Assim, poderíamos definir, grosso modo, a intencionalidade como nos apresenta Searle no livro Intencionalidade, como “aquela propriedade de muitos estados e eventos mentais pela qual estes são dirigidos para, ou acerca de, objetos e estados de coisas no mundo”. A intencionalidade é, portanto, fundamental para a atribuição de significados, pois dependendo da direcionalidade, poderemos atribuir diferentes significados à mesma palavra ou ao mesmo evento.

Além disso, há para Searle, o background, ou seja, o know-how, ou ainda, um background de base, comum a todos os seres humanos, tal como nossa constituição biológica básica; e um background local, relativo a práticas culturais locais. Em outras palavras, o modo como vejo o mundo e o modo como faço as coisas.

Daí deriva-se que, ainda que possuamos sentenças semanticamente perfeitas, elas serão incompreensíveis, exceto se contextualizadas em seu plano de verdade, ou seu pano de fundo. É o background, assim compreendido, um fator fundamentalmente biológico ou um fator social?

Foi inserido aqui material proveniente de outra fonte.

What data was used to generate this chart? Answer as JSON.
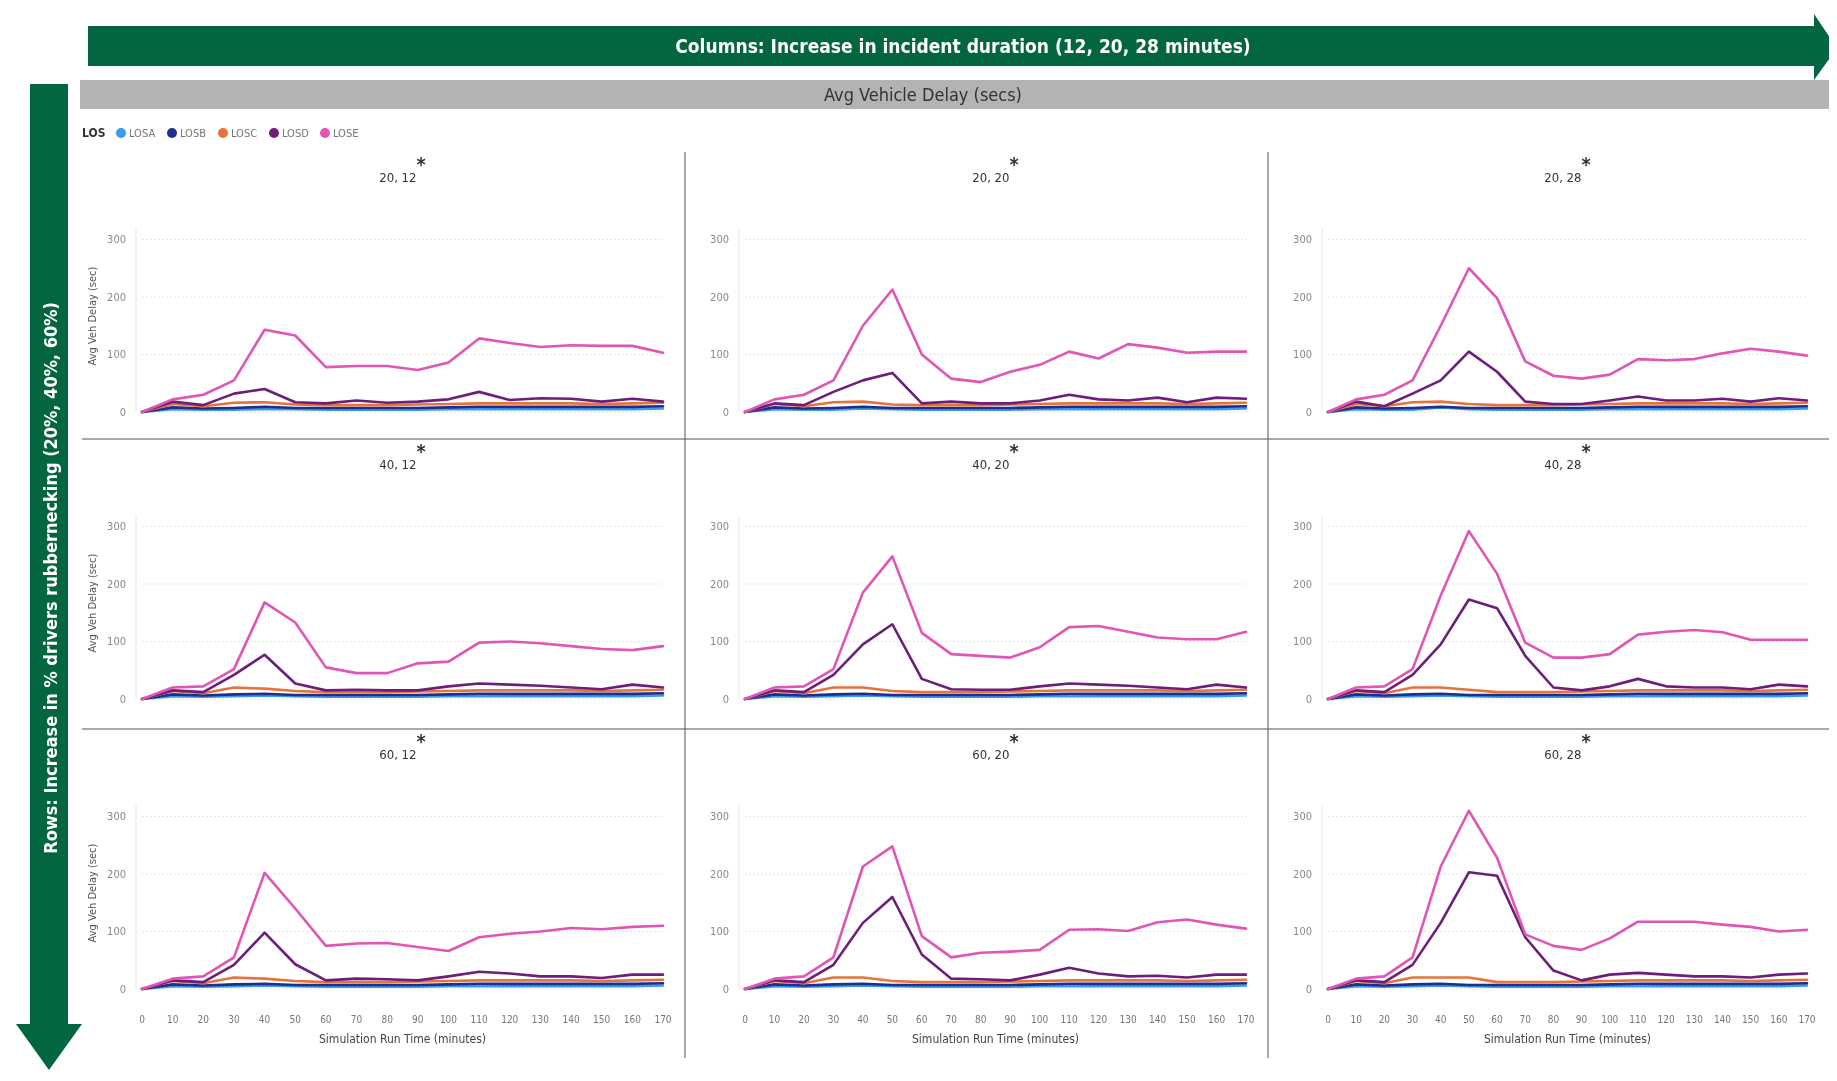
{
  "chart_data": [
    {
      "type": "line",
      "title": "20, 12$^{*}$",
      "ylabel": "Avg Veh Delay (sec)",
      "legend_title": "LOS",
      "legend": "top left",
      "grid": "y",
      "tick_labels": "y",
      "line_style": "solid",
      "xlim": [
        0,
        170
      ],
      "ylim": [
        0,
        320
      ],
      "yticks": [
        0,
        100,
        200,
        300
      ],
      "annotations": [
        "Columns: Increase in incident duration (12, 20, 28 minutes)",
        "Avg Vehicle Delay (secs)",
        "Rows: Increase in % drivers rubbernecking (20%, 40%, 60%)"
      ],
      "x": [
        0,
        10,
        20,
        30,
        40,
        50,
        60,
        70,
        80,
        90,
        100,
        110,
        120,
        130,
        140,
        150,
        160,
        170
      ],
      "series": [
        {
          "name": "LOSA",
          "color": "#3a9be8",
          "values": [
            0,
            5,
            4,
            4,
            5,
            5,
            4,
            4,
            4,
            4,
            5,
            5,
            5,
            5,
            5,
            5,
            5,
            6
          ]
        },
        {
          "name": "LOSB",
          "color": "#1f2e8c",
          "values": [
            0,
            8,
            6,
            7,
            9,
            7,
            7,
            7,
            7,
            7,
            8,
            9,
            9,
            9,
            9,
            9,
            9,
            10
          ]
        },
        {
          "name": "LOSC",
          "color": "#e8733a",
          "values": [
            0,
            14,
            10,
            16,
            17,
            13,
            12,
            12,
            12,
            13,
            14,
            15,
            15,
            15,
            15,
            14,
            15,
            16
          ]
        },
        {
          "name": "LOSD",
          "color": "#6b1e7a",
          "values": [
            0,
            18,
            12,
            32,
            40,
            17,
            15,
            20,
            16,
            18,
            22,
            35,
            21,
            24,
            23,
            18,
            23,
            18
          ]
        },
        {
          "name": "LOSE",
          "color": "#e055b5",
          "values": [
            0,
            22,
            30,
            55,
            143,
            133,
            78,
            80,
            80,
            73,
            86,
            128,
            120,
            113,
            116,
            115,
            115,
            103
          ]
        }
      ]
    },
    {
      "type": "line",
      "title": "20, 20$^{*}$",
      "grid": "y",
      "tick_labels": "y",
      "line_style": "solid",
      "xlim": [
        0,
        170
      ],
      "ylim": [
        0,
        320
      ],
      "yticks": [
        0,
        100,
        200,
        300
      ],
      "x": [
        0,
        10,
        20,
        30,
        40,
        50,
        60,
        70,
        80,
        90,
        100,
        110,
        120,
        130,
        140,
        150,
        160,
        170
      ],
      "series": [
        {
          "color": "#3a9be8",
          "values": [
            0,
            5,
            4,
            4,
            6,
            5,
            4,
            4,
            4,
            4,
            5,
            5,
            5,
            5,
            5,
            5,
            5,
            6
          ]
        },
        {
          "color": "#1f2e8c",
          "values": [
            0,
            8,
            6,
            7,
            9,
            7,
            7,
            7,
            7,
            7,
            8,
            9,
            9,
            9,
            9,
            9,
            9,
            10
          ]
        },
        {
          "color": "#e8733a",
          "values": [
            0,
            14,
            10,
            17,
            18,
            13,
            12,
            12,
            12,
            13,
            14,
            15,
            15,
            15,
            15,
            14,
            15,
            16
          ]
        },
        {
          "color": "#6b1e7a",
          "values": [
            0,
            15,
            12,
            35,
            55,
            68,
            15,
            18,
            15,
            15,
            20,
            30,
            22,
            20,
            25,
            17,
            25,
            23
          ]
        },
        {
          "color": "#e055b5",
          "values": [
            0,
            22,
            30,
            55,
            150,
            213,
            100,
            58,
            52,
            70,
            82,
            105,
            93,
            118,
            112,
            103,
            105,
            105
          ]
        }
      ]
    },
    {
      "type": "line",
      "title": "20, 28$^{*}$",
      "grid": "y",
      "tick_labels": "y",
      "line_style": "solid",
      "xlim": [
        0,
        170
      ],
      "ylim": [
        0,
        320
      ],
      "yticks": [
        0,
        100,
        200,
        300
      ],
      "x": [
        0,
        10,
        20,
        30,
        40,
        50,
        60,
        70,
        80,
        90,
        100,
        110,
        120,
        130,
        140,
        150,
        160,
        170
      ],
      "series": [
        {
          "color": "#3a9be8",
          "values": [
            0,
            5,
            4,
            4,
            8,
            5,
            4,
            4,
            4,
            4,
            5,
            5,
            5,
            5,
            5,
            5,
            5,
            6
          ]
        },
        {
          "color": "#1f2e8c",
          "values": [
            0,
            8,
            6,
            7,
            9,
            7,
            7,
            7,
            7,
            7,
            8,
            9,
            9,
            9,
            9,
            9,
            9,
            10
          ]
        },
        {
          "color": "#e8733a",
          "values": [
            0,
            14,
            10,
            17,
            18,
            14,
            12,
            12,
            12,
            13,
            14,
            15,
            15,
            15,
            15,
            14,
            15,
            16
          ]
        },
        {
          "color": "#6b1e7a",
          "values": [
            0,
            18,
            10,
            32,
            55,
            105,
            70,
            18,
            14,
            14,
            20,
            27,
            20,
            20,
            23,
            18,
            24,
            20
          ]
        },
        {
          "color": "#e055b5",
          "values": [
            0,
            22,
            30,
            55,
            150,
            250,
            198,
            88,
            63,
            58,
            65,
            92,
            90,
            92,
            102,
            110,
            105,
            98
          ]
        }
      ]
    },
    {
      "type": "line",
      "title": "40, 12$^{*}$",
      "ylabel": "Avg Veh Delay (sec)",
      "grid": "y",
      "tick_labels": "y",
      "line_style": "solid",
      "xlim": [
        0,
        170
      ],
      "ylim": [
        0,
        320
      ],
      "yticks": [
        0,
        100,
        200,
        300
      ],
      "x": [
        0,
        10,
        20,
        30,
        40,
        50,
        60,
        70,
        80,
        90,
        100,
        110,
        120,
        130,
        140,
        150,
        160,
        170
      ],
      "series": [
        {
          "color": "#3a9be8",
          "values": [
            0,
            5,
            4,
            5,
            6,
            5,
            4,
            4,
            4,
            4,
            5,
            5,
            5,
            5,
            5,
            5,
            5,
            6
          ]
        },
        {
          "color": "#1f2e8c",
          "values": [
            0,
            8,
            6,
            8,
            9,
            7,
            7,
            7,
            7,
            7,
            8,
            9,
            9,
            9,
            9,
            9,
            9,
            10
          ]
        },
        {
          "color": "#e8733a",
          "values": [
            0,
            14,
            10,
            20,
            18,
            14,
            12,
            12,
            12,
            13,
            14,
            15,
            15,
            15,
            15,
            14,
            15,
            16
          ]
        },
        {
          "color": "#6b1e7a",
          "values": [
            0,
            15,
            12,
            42,
            77,
            27,
            15,
            16,
            15,
            15,
            22,
            27,
            25,
            23,
            20,
            17,
            25,
            20
          ]
        },
        {
          "color": "#e055b5",
          "values": [
            0,
            20,
            22,
            52,
            168,
            133,
            55,
            45,
            45,
            62,
            65,
            98,
            100,
            97,
            92,
            87,
            85,
            92
          ]
        }
      ]
    },
    {
      "type": "line",
      "title": "40, 20$^{*}$",
      "grid": "y",
      "tick_labels": "y",
      "line_style": "solid",
      "xlim": [
        0,
        170
      ],
      "ylim": [
        0,
        320
      ],
      "yticks": [
        0,
        100,
        200,
        300
      ],
      "x": [
        0,
        10,
        20,
        30,
        40,
        50,
        60,
        70,
        80,
        90,
        100,
        110,
        120,
        130,
        140,
        150,
        160,
        170
      ],
      "series": [
        {
          "color": "#3a9be8",
          "values": [
            0,
            5,
            4,
            5,
            6,
            5,
            4,
            4,
            4,
            4,
            5,
            5,
            5,
            5,
            5,
            5,
            5,
            6
          ]
        },
        {
          "color": "#1f2e8c",
          "values": [
            0,
            8,
            6,
            8,
            9,
            7,
            7,
            7,
            7,
            7,
            8,
            9,
            9,
            9,
            9,
            9,
            9,
            10
          ]
        },
        {
          "color": "#e8733a",
          "values": [
            0,
            14,
            10,
            20,
            20,
            14,
            12,
            12,
            12,
            13,
            14,
            15,
            15,
            15,
            15,
            14,
            15,
            16
          ]
        },
        {
          "color": "#6b1e7a",
          "values": [
            0,
            15,
            12,
            42,
            95,
            130,
            35,
            17,
            16,
            16,
            22,
            27,
            25,
            23,
            20,
            17,
            25,
            20
          ]
        },
        {
          "color": "#e055b5",
          "values": [
            0,
            20,
            22,
            52,
            185,
            248,
            115,
            78,
            75,
            72,
            90,
            125,
            127,
            117,
            107,
            104,
            104,
            117
          ]
        }
      ]
    },
    {
      "type": "line",
      "title": "40, 28$^{*}$",
      "grid": "y",
      "tick_labels": "y",
      "line_style": "solid",
      "xlim": [
        0,
        170
      ],
      "ylim": [
        0,
        320
      ],
      "yticks": [
        0,
        100,
        200,
        300
      ],
      "x": [
        0,
        10,
        20,
        30,
        40,
        50,
        60,
        70,
        80,
        90,
        100,
        110,
        120,
        130,
        140,
        150,
        160,
        170
      ],
      "series": [
        {
          "color": "#3a9be8",
          "values": [
            0,
            5,
            4,
            5,
            6,
            5,
            4,
            4,
            4,
            4,
            5,
            5,
            5,
            5,
            5,
            5,
            5,
            6
          ]
        },
        {
          "color": "#1f2e8c",
          "values": [
            0,
            8,
            6,
            8,
            9,
            7,
            7,
            7,
            7,
            7,
            8,
            9,
            9,
            9,
            9,
            9,
            9,
            10
          ]
        },
        {
          "color": "#e8733a",
          "values": [
            0,
            14,
            10,
            20,
            20,
            16,
            12,
            12,
            12,
            13,
            14,
            15,
            15,
            15,
            15,
            14,
            15,
            16
          ]
        },
        {
          "color": "#6b1e7a",
          "values": [
            0,
            15,
            12,
            42,
            95,
            173,
            158,
            75,
            20,
            15,
            22,
            35,
            22,
            20,
            20,
            17,
            25,
            22
          ]
        },
        {
          "color": "#e055b5",
          "values": [
            0,
            20,
            22,
            52,
            180,
            292,
            218,
            98,
            72,
            72,
            78,
            112,
            117,
            120,
            116,
            103,
            103,
            103
          ]
        }
      ]
    },
    {
      "type": "line",
      "title": "60, 12$^{*}$",
      "ylabel": "Avg Veh Delay (sec)",
      "xlabel": "Simulation Run Time (minutes)",
      "grid": "y",
      "line_style": "solid",
      "xlim": [
        0,
        170
      ],
      "ylim": [
        0,
        320
      ],
      "yticks": [
        0,
        100,
        200,
        300
      ],
      "xticks": [
        0,
        10,
        20,
        30,
        40,
        50,
        60,
        70,
        80,
        90,
        100,
        110,
        120,
        130,
        140,
        150,
        160,
        170
      ],
      "x": [
        0,
        10,
        20,
        30,
        40,
        50,
        60,
        70,
        80,
        90,
        100,
        110,
        120,
        130,
        140,
        150,
        160,
        170
      ],
      "series": [
        {
          "color": "#3a9be8",
          "values": [
            0,
            5,
            4,
            5,
            6,
            5,
            4,
            4,
            4,
            4,
            5,
            5,
            5,
            5,
            5,
            5,
            5,
            6
          ]
        },
        {
          "color": "#1f2e8c",
          "values": [
            0,
            8,
            6,
            8,
            9,
            7,
            7,
            7,
            7,
            7,
            8,
            9,
            9,
            9,
            9,
            9,
            9,
            10
          ]
        },
        {
          "color": "#e8733a",
          "values": [
            0,
            14,
            10,
            20,
            18,
            14,
            12,
            12,
            12,
            13,
            14,
            15,
            15,
            15,
            15,
            14,
            15,
            16
          ]
        },
        {
          "color": "#6b1e7a",
          "values": [
            0,
            15,
            12,
            42,
            98,
            43,
            15,
            18,
            17,
            15,
            22,
            30,
            27,
            22,
            22,
            19,
            25,
            25
          ]
        },
        {
          "color": "#e055b5",
          "values": [
            0,
            18,
            22,
            55,
            202,
            140,
            75,
            79,
            80,
            73,
            66,
            90,
            96,
            100,
            106,
            104,
            108,
            110
          ]
        }
      ]
    },
    {
      "type": "line",
      "title": "60, 20$^{*}$",
      "xlabel": "Simulation Run Time (minutes)",
      "grid": "y",
      "line_style": "solid",
      "xlim": [
        0,
        170
      ],
      "ylim": [
        0,
        320
      ],
      "yticks": [
        0,
        100,
        200,
        300
      ],
      "xticks": [
        0,
        10,
        20,
        30,
        40,
        50,
        60,
        70,
        80,
        90,
        100,
        110,
        120,
        130,
        140,
        150,
        160,
        170
      ],
      "x": [
        0,
        10,
        20,
        30,
        40,
        50,
        60,
        70,
        80,
        90,
        100,
        110,
        120,
        130,
        140,
        150,
        160,
        170
      ],
      "series": [
        {
          "color": "#3a9be8",
          "values": [
            0,
            5,
            4,
            5,
            6,
            5,
            4,
            4,
            4,
            4,
            5,
            5,
            5,
            5,
            5,
            5,
            5,
            6
          ]
        },
        {
          "color": "#1f2e8c",
          "values": [
            0,
            8,
            6,
            8,
            9,
            7,
            7,
            7,
            7,
            7,
            8,
            9,
            9,
            9,
            9,
            9,
            9,
            10
          ]
        },
        {
          "color": "#e8733a",
          "values": [
            0,
            14,
            10,
            20,
            20,
            14,
            12,
            12,
            12,
            13,
            14,
            15,
            15,
            15,
            15,
            14,
            15,
            16
          ]
        },
        {
          "color": "#6b1e7a",
          "values": [
            0,
            15,
            12,
            42,
            115,
            160,
            60,
            18,
            17,
            15,
            25,
            37,
            27,
            22,
            23,
            20,
            25,
            25
          ]
        },
        {
          "color": "#e055b5",
          "values": [
            0,
            18,
            22,
            55,
            213,
            248,
            92,
            55,
            63,
            65,
            68,
            103,
            104,
            101,
            116,
            121,
            112,
            105
          ]
        }
      ]
    },
    {
      "type": "line",
      "title": "60, 28$^{*}$",
      "xlabel": "Simulation Run Time (minutes)",
      "grid": "y",
      "line_style": "solid",
      "xlim": [
        0,
        170
      ],
      "ylim": [
        0,
        320
      ],
      "yticks": [
        0,
        100,
        200,
        300
      ],
      "xticks": [
        0,
        10,
        20,
        30,
        40,
        50,
        60,
        70,
        80,
        90,
        100,
        110,
        120,
        130,
        140,
        150,
        160,
        170
      ],
      "x": [
        0,
        10,
        20,
        30,
        40,
        50,
        60,
        70,
        80,
        90,
        100,
        110,
        120,
        130,
        140,
        150,
        160,
        170
      ],
      "series": [
        {
          "color": "#3a9be8",
          "values": [
            0,
            5,
            4,
            5,
            6,
            5,
            4,
            4,
            4,
            4,
            5,
            5,
            5,
            5,
            5,
            5,
            5,
            6
          ]
        },
        {
          "color": "#1f2e8c",
          "values": [
            0,
            8,
            6,
            8,
            9,
            7,
            7,
            7,
            7,
            7,
            8,
            9,
            9,
            9,
            9,
            9,
            9,
            10
          ]
        },
        {
          "color": "#e8733a",
          "values": [
            0,
            14,
            10,
            20,
            20,
            20,
            12,
            12,
            12,
            13,
            14,
            15,
            15,
            15,
            15,
            14,
            15,
            16
          ]
        },
        {
          "color": "#6b1e7a",
          "values": [
            0,
            15,
            12,
            42,
            115,
            203,
            197,
            90,
            32,
            15,
            25,
            28,
            25,
            22,
            22,
            20,
            25,
            27
          ]
        },
        {
          "color": "#e055b5",
          "values": [
            0,
            18,
            22,
            55,
            213,
            310,
            228,
            95,
            75,
            68,
            88,
            117,
            117,
            117,
            112,
            108,
            100,
            103
          ]
        }
      ]
    }
  ]
}
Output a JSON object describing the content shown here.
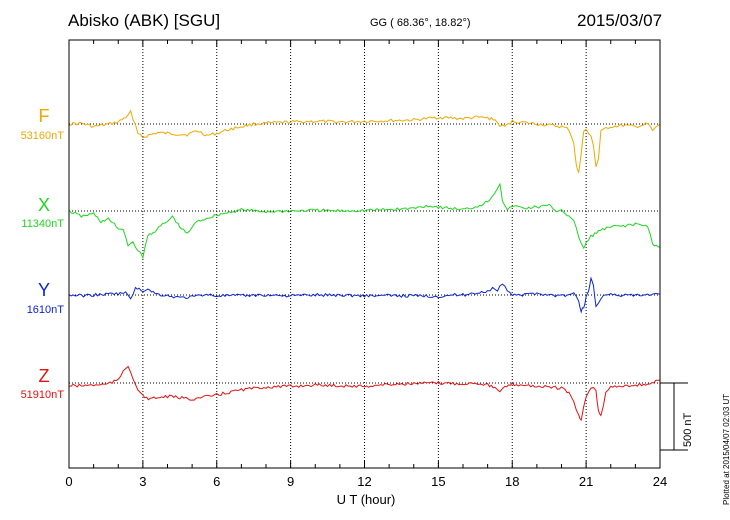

“O background, portanto, não é um conjunto de coisas nem um conjunto de relações misteriosas entre nós e as coisas, mas simplesmente um conjunto de habilidades, suposições e pressuposições pré-intencionais, posturas, práticas e hábitos. Tudo isso, até onde se sabe, é realizado nos cérebros e corpos humanos. Não há absolutamente nada de ‘transcendental’ ou ‘metafísico’ acerca do background, no sentido em que estou empregando o termo” (Searle, 1995: 213-214).

O background proporciona um conjunto de condições para o funcionamento de formas particulares de fundação da intencionalidade, e essa difere de outros fenômenos biológicos por ter uma estrutura lógica. Poderíamos, então, construir, a partir de nossos hábitos, suposições, pressuposições e posturas, diferentes significados para nossas palavras, gestos, imagens ou formas? Para nos entendermos, precisaríamos minimamente compreender os hábitos, suposições, pressuposições e posturas do outro. Precisaríamos, também, acompanhar suas formas de intencionalidade e, ainda, compreender o real a partir de uma mesma estrutura lógica. Você costuma fazer todo esse exercício cotidianamente? Como evita o mal entendido?

Referências Bibliográficas:

Searle, J. A redescoberta da mente. São Paulo: Martins Fontes, 2006.
_____. Expressão e significado. São Paulo: Martins Fontes, 2002.
_____. Intencionalidade. São Paulo: Martins Fontes, 1995.
_____. Mente, linguagem e sociedade. Rio de Janeiro: Rocco, 2000.